DETROIT RENAISSANCE GIRLS BASKETBALL COACH SHANE LAWAL
“If a thousand people have said, ‘Let us play, Whitmer,’ and you’re not acknowledging it, you’re not speaking for the people that you represent. You’re a public servant. What’s the difference between you and Trump? Tell me. I’m a democrat by default, but let’s remove the crap and all of the politics that come with it: Why should I vote for you? Everybody has to vote for their best interest. I’m a girls basketball coach. My interest is girls basketball. If she’s against my interest, what reason do I have to vote for her again? I don’t get it. That’s just what my frustration is with it.
“The MHSAA, from March of last year, they’ve been letting Whitmer take the fall for all the blame, but they have a big part in the blame too. The MHSAA does not want to give up control or de-regulate or whatever. So you string us along by keeping us tied to the rules that we can’t break.

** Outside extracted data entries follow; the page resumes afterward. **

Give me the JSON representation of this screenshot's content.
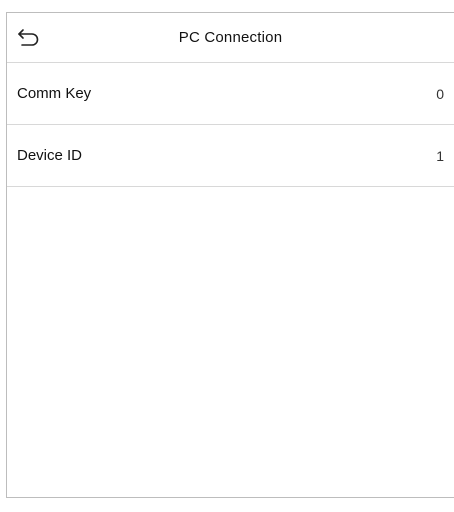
{
  "header": {
    "title": "PC Connection",
    "back_icon": "undo-arrow-icon"
  },
  "settings": [
    {
      "label": "Comm Key",
      "value": "0"
    },
    {
      "label": "Device ID",
      "value": "1"
    }
  ],
  "colors": {
    "background": "#ffffff",
    "divider": "#d8d8d8",
    "text": "#111111"
  }
}
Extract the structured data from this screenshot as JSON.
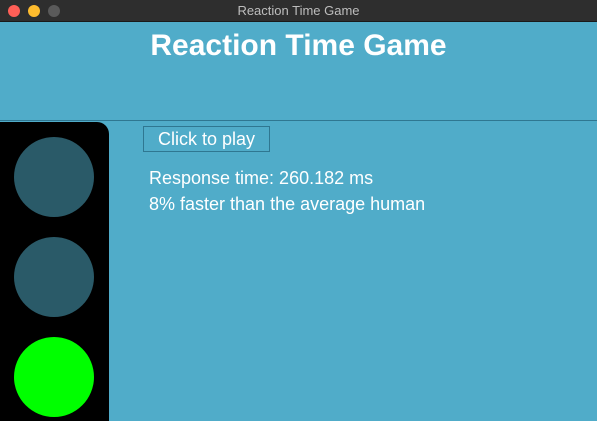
{
  "window": {
    "title": "Reaction Time Game"
  },
  "header": {
    "title": "Reaction Time Game"
  },
  "traffic_light": {
    "lamps": [
      {
        "state": "off",
        "color": "#2a5a68"
      },
      {
        "state": "off",
        "color": "#2a5a68"
      },
      {
        "state": "on",
        "color": "#00ff00"
      }
    ]
  },
  "controls": {
    "play_label": "Click to play"
  },
  "results": {
    "response_time": "Response time: 260.182 ms",
    "comparison": "8% faster than the average human"
  },
  "colors": {
    "background": "#50acc9",
    "housing": "#000000",
    "text": "#ffffff"
  }
}
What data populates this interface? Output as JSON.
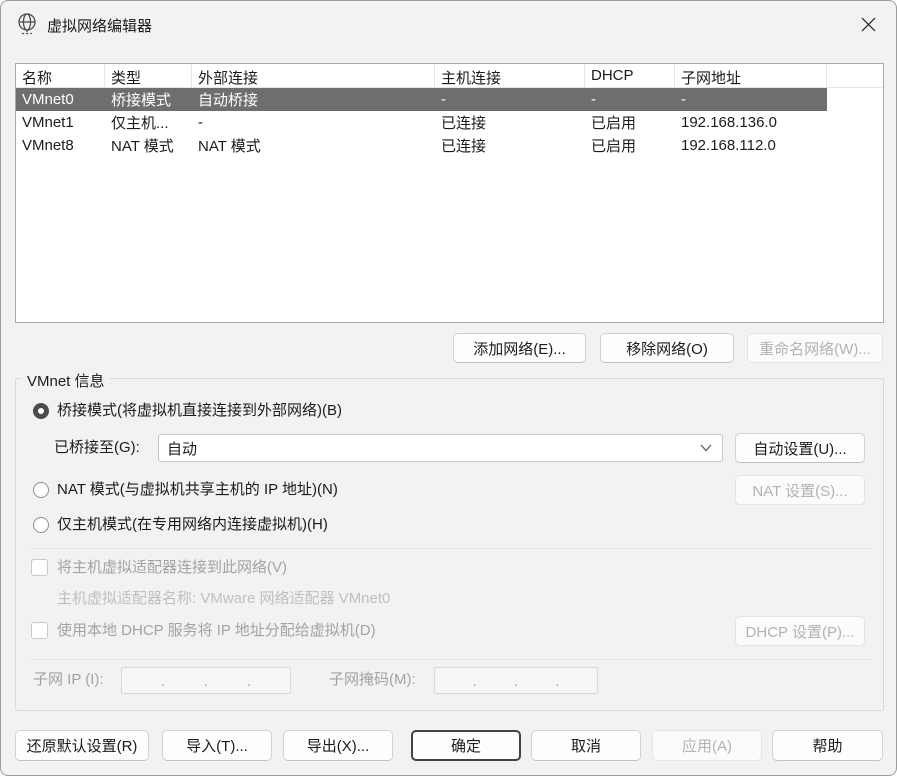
{
  "window": {
    "title": "虚拟网络编辑器"
  },
  "icons": {
    "app_icon": "network-globe",
    "close_icon": "close-x",
    "combo_chevron": "chevron-down"
  },
  "colors": {
    "selection_bg": "#6E6E6E",
    "selection_text": "#FFFFFF",
    "disabled_text": "#A3A3A3",
    "note_text": "#C0C0C0",
    "default_button_border": "#424242"
  },
  "table": {
    "columns": [
      "名称",
      "类型",
      "外部连接",
      "主机连接",
      "DHCP",
      "子网地址"
    ],
    "rows": [
      {
        "cells": [
          "VMnet0",
          "桥接模式",
          "自动桥接",
          "-",
          "-",
          "-"
        ],
        "selected": true
      },
      {
        "cells": [
          "VMnet1",
          "仅主机...",
          "-",
          "已连接",
          "已启用",
          "192.168.136.0"
        ],
        "selected": false
      },
      {
        "cells": [
          "VMnet8",
          "NAT 模式",
          "NAT 模式",
          "已连接",
          "已启用",
          "192.168.112.0"
        ],
        "selected": false
      }
    ]
  },
  "actions": {
    "add": "添加网络(E)...",
    "remove": "移除网络(O)",
    "rename": "重命名网络(W)..."
  },
  "vmnet_info": {
    "group_label": "VMnet 信息",
    "bridged_radio": "桥接模式(将虚拟机直接连接到外部网络)(B)",
    "bridged_to_label": "已桥接至(G):",
    "bridged_to_value": "自动",
    "auto_settings": "自动设置(U)...",
    "nat_radio": "NAT 模式(与虚拟机共享主机的 IP 地址)(N)",
    "nat_settings": "NAT 设置(S)...",
    "hostonly_radio": "仅主机模式(在专用网络内连接虚拟机)(H)",
    "connect_adapter_checkbox": "将主机虚拟适配器连接到此网络(V)",
    "adapter_name_note": "主机虚拟适配器名称: VMware 网络适配器 VMnet0",
    "dhcp_checkbox": "使用本地 DHCP 服务将 IP 地址分配给虚拟机(D)",
    "dhcp_settings": "DHCP 设置(P)...",
    "subnet_ip_label": "子网 IP (I):",
    "subnet_mask_label": "子网掩码(M):",
    "ip_dot": "."
  },
  "footer": {
    "restore": "还原默认设置(R)",
    "import": "导入(T)...",
    "export": "导出(X)...",
    "ok": "确定",
    "cancel": "取消",
    "apply": "应用(A)",
    "help": "帮助"
  }
}
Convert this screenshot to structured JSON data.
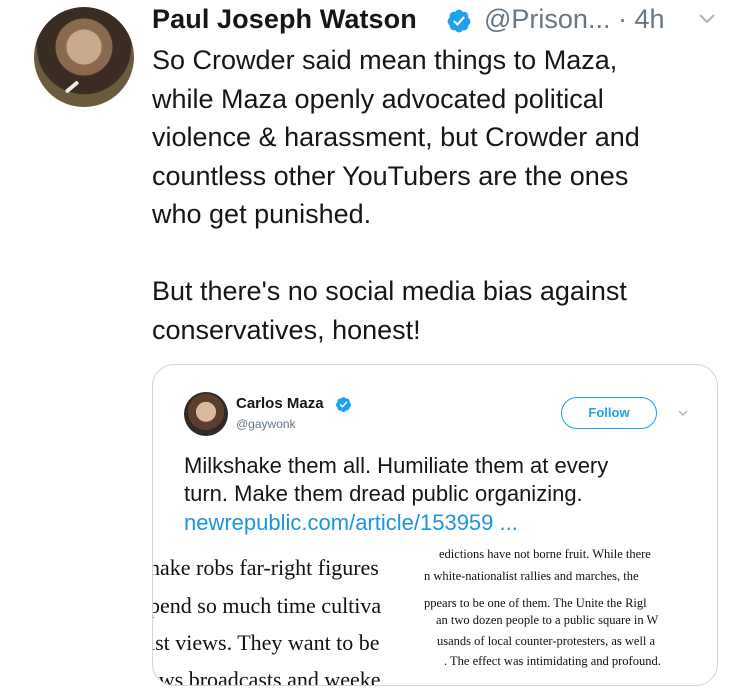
{
  "tweet": {
    "author_name": "Paul Joseph Watson",
    "handle": "@Prison...",
    "time": "· 4h",
    "paragraph_1": [
      "So Crowder said mean things to Maza,",
      "while Maza openly advocated political",
      "violence & harassment, but Crowder and",
      "countless other YouTubers are the ones",
      "who get punished."
    ],
    "paragraph_2": [
      "But there's no social media bias against",
      "conservatives, honest!"
    ]
  },
  "quoted": {
    "author_name": "Carlos Maza",
    "handle": "@gaywonk",
    "follow_label": "Follow",
    "text_lines": [
      "Milkshake them all. Humiliate them at every",
      "turn. Make them dread public organizing."
    ],
    "link": "newrepublic.com/article/153959 ...",
    "article_left": [
      "hake robs far-right figures",
      "pend so much time cultiva",
      "ist views. They want to be",
      "ews broadcasts and weeke"
    ],
    "article_right": [
      "edictions have not borne fruit. While there",
      "n white-nationalist rallies and marches, the",
      "ppears to be one of them. The Unite the Rigl",
      "an two dozen people to a public square in W",
      "usands of local counter-protesters, as well a",
      ". The effect was intimidating and profound."
    ]
  },
  "colors": {
    "verified": "#1da1f2",
    "link": "#1b95e0",
    "muted": "#657786"
  }
}
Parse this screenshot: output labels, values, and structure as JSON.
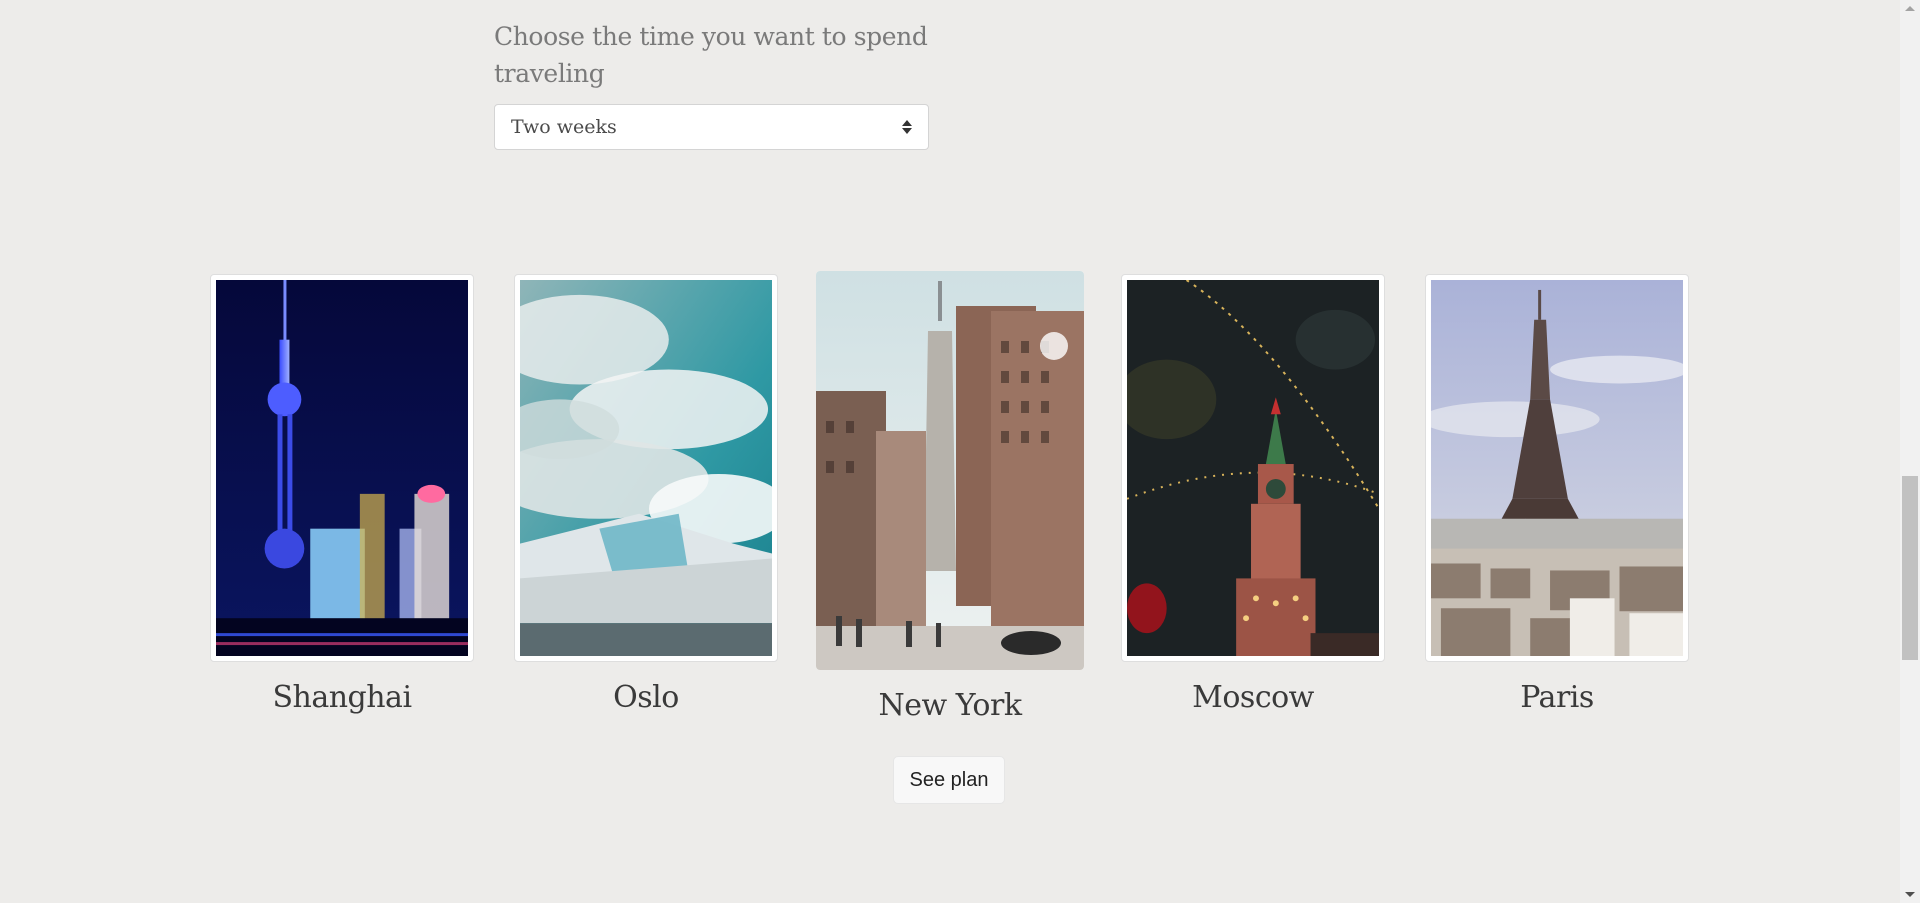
{
  "trip": {
    "duration_label": "Choose the time you want to spend traveling",
    "duration_value": "Two weeks"
  },
  "cities": [
    {
      "name": "Shanghai",
      "image_icon": "shanghai-skyline-photo"
    },
    {
      "name": "Oslo",
      "image_icon": "oslo-opera-house-photo"
    },
    {
      "name": "New York",
      "image_icon": "new-york-street-photo"
    },
    {
      "name": "Moscow",
      "image_icon": "moscow-kremlin-tower-photo"
    },
    {
      "name": "Paris",
      "image_icon": "paris-eiffel-tower-photo"
    }
  ],
  "actions": {
    "see_plan": "See plan"
  },
  "colors": {
    "page_background": "#edecea",
    "card_background": "#ffffff",
    "text": "#3a3a3a",
    "muted_text": "#7a7a7a"
  }
}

“At some point, I’m complicit too. If I keep getting my kids gassed up with a new schedule and a new this and a new that, I’m just as guilty as anyone in Lansing. At some point, I’ll be honest with you man, I want to be like, ‘OK, the season’s canceled. Let’s go play basketball or do what you want to do, and I support you. But I don’t want to keep bring kids in to pass the ball around in circles and virtual high fives.
“The MHSAA has to be careful because if everybody just decides, ‘You know what? Screw this, we’re all going to start playing each other,’ then that is even worse. Now you’re either forced to punish us or kind of destroy your organization. This might have a lasting effect. I don’t know, there’s a lot going on.”